Why do you want to do these estimates for things you are not doing?
|Re: [Scrum] Story Point Estimating vs Hourly Estimating||John Miller - Agile Schools||8/11/12 6:06 PM|
Ron, my desire is not to have estimates, but, to not to have wasteful planning.
Relative estimates have been the only method I have found that helps with this.
Perhaps the root of the problem is my assumptions of the purpose of Release Planning.
I hate to keep you on the subject, but could you kindly point me to an article describing what this approach to Release Planning looks like, all the way through to Committment Driven Planning by the team. Or, if you are inclinded, describe it for us.
Sent from my iPad
|Re: [Scrum] Story Point Estimating vs Hourly Estimating||Ron Jeffries||8/11/12 7:19 PM|
I think I have not learned, or have forgotten, what your role on this team is. What is it?
What is the purpose of Release Planning for you? And then ...

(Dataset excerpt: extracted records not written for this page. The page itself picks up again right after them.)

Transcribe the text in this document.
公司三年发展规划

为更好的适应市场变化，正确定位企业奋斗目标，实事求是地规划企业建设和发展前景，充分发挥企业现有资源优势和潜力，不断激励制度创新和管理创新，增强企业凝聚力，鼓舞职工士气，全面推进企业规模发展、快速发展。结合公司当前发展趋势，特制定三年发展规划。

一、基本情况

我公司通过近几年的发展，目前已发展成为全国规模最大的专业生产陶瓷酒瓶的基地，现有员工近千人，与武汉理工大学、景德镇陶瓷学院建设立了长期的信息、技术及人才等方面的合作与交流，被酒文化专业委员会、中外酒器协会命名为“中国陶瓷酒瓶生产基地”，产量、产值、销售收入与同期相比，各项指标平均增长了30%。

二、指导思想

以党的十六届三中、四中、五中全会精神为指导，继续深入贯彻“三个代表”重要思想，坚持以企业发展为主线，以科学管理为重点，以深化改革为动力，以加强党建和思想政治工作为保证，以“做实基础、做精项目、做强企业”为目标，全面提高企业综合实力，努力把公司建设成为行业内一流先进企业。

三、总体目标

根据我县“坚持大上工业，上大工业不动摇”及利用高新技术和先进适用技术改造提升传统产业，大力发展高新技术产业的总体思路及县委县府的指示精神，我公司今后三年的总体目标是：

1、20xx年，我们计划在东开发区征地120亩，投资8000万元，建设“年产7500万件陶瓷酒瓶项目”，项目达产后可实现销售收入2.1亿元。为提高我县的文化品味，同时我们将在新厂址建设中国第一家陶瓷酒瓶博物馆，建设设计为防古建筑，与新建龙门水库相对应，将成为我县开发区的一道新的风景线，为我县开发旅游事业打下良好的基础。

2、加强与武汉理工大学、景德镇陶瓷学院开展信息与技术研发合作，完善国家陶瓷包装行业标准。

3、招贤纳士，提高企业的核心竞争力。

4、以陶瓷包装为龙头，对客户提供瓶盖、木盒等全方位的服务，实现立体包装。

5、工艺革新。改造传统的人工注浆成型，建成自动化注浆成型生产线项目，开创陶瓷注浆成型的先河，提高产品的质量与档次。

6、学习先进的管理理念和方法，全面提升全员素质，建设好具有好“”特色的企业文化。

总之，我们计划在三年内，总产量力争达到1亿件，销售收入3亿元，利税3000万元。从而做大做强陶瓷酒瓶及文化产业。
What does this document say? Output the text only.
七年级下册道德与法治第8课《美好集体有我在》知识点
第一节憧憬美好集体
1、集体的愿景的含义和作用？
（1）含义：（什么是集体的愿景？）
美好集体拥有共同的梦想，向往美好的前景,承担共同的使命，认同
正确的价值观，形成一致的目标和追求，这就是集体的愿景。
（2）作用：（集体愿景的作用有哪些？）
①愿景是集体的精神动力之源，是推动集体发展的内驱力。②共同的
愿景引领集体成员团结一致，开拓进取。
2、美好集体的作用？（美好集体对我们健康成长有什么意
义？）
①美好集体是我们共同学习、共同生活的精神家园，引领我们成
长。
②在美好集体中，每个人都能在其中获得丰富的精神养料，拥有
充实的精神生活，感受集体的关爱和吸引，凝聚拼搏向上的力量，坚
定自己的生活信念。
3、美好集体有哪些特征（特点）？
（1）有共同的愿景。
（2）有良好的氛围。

I'll try to say something about Release Planning after I find out what you think it is, and what you think it is for. Until then, it seems likely that my answer will continue to miss your ears.

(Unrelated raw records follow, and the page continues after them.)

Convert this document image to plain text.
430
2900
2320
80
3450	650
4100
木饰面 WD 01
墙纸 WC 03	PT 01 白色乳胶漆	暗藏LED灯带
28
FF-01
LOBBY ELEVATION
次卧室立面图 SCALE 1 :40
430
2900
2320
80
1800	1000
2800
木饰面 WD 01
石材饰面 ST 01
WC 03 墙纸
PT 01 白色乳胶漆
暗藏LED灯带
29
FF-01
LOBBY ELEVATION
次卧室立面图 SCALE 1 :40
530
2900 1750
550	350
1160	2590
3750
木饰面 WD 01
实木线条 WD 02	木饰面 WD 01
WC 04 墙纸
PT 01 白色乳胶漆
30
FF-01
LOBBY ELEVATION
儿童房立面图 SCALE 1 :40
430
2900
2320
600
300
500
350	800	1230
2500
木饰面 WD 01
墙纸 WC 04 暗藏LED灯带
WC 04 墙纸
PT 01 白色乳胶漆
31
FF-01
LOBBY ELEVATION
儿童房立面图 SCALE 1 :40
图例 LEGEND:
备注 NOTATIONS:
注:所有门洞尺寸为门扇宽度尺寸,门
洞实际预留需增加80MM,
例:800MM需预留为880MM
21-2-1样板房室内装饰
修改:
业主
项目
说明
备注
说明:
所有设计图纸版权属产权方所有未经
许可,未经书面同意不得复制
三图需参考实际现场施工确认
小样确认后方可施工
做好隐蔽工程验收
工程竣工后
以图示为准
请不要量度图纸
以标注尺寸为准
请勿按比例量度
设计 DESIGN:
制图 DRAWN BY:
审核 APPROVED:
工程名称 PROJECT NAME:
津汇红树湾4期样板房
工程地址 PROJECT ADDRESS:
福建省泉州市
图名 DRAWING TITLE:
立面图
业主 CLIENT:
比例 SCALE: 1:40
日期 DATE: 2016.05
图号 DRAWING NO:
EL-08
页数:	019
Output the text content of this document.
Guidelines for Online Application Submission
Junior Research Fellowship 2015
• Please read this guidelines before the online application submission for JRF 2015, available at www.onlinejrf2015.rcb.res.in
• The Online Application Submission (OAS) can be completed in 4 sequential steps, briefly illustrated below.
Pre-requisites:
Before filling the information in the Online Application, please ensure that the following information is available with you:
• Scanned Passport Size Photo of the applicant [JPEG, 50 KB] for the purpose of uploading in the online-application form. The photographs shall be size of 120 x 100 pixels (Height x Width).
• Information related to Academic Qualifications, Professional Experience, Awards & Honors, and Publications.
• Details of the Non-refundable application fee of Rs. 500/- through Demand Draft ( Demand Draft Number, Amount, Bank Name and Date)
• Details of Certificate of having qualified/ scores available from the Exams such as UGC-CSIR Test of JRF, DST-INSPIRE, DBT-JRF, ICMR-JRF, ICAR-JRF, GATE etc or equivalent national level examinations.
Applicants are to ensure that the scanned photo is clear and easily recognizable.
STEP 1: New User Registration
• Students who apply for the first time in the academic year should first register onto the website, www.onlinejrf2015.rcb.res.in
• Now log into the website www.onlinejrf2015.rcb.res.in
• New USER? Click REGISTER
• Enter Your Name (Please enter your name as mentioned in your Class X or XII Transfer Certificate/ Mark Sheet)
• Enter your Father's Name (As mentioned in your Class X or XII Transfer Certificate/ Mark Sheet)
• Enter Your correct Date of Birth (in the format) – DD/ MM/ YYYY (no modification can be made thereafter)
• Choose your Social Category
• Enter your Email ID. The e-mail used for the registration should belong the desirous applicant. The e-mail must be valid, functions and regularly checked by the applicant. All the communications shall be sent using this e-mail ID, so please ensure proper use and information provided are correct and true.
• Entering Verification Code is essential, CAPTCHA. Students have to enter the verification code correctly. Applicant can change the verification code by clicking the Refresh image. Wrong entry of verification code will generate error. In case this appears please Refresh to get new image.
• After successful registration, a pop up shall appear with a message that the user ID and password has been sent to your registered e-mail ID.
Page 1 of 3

Commitment Driven Planning //does not use estimates//. It is used to plan a Sprint by adding stories until the team says "enough". It is explicitly not about estimates, not about points, not about velocity. I can't think of any good way to mesh the notion of Release Planning via estimates with Commitment Driven Planning. There seems to be no point of connection.
It appears to me that your question for Release Planning is something like "how long will it take to get all this stuff done". That is not the Scrum question. The Scrum questions are "What shall we have in shippable condition at the end of the next Sprint?" and "How can I, the Product Owner, choose Product Backlog Items so as to have the best possible product by the date?"
|Re: [Scrum] Story Point Estimating vs Hourly Estimating||John Miller - Agile Schools||8/11/12 7:33 PM|
I think there is some miscommunication here.
I am seeking understanding to learn the method you espoused , which seems to me a great option, and maybe even a better option than what I have done in the past.
If you do not wish to elaborate on how it is done and share more on your views on the purpose of release planning, I respect that and will not ask again. My questions were merely to learn from a master with a beginner's mind.
Many of the questions you ask of me seem to be bundled with implied assumptions behind them that seems to be about my desire or attachment to estimates. That is not the case, as, I find estimating a dirty and flawed business. Relative estimates have been the only workaround I have discovered until your post on this thread.
Sent from my iPhone. It likes to sabotage my grammar.
|Re: [Scrum] Story Point Estimating vs Hourly Estimating||Ron Jeffries||8/12/12 3:13 AM|
I need to understand your position and experience before I can give useful advice.
|Re: [Scrum] Story Point Estimating vs Hourly Estimating||Chris Gratigny||8/12/12 4:21 PM|
Thanks Dan, that's super helpful. I like the idea of t-shirt sizes.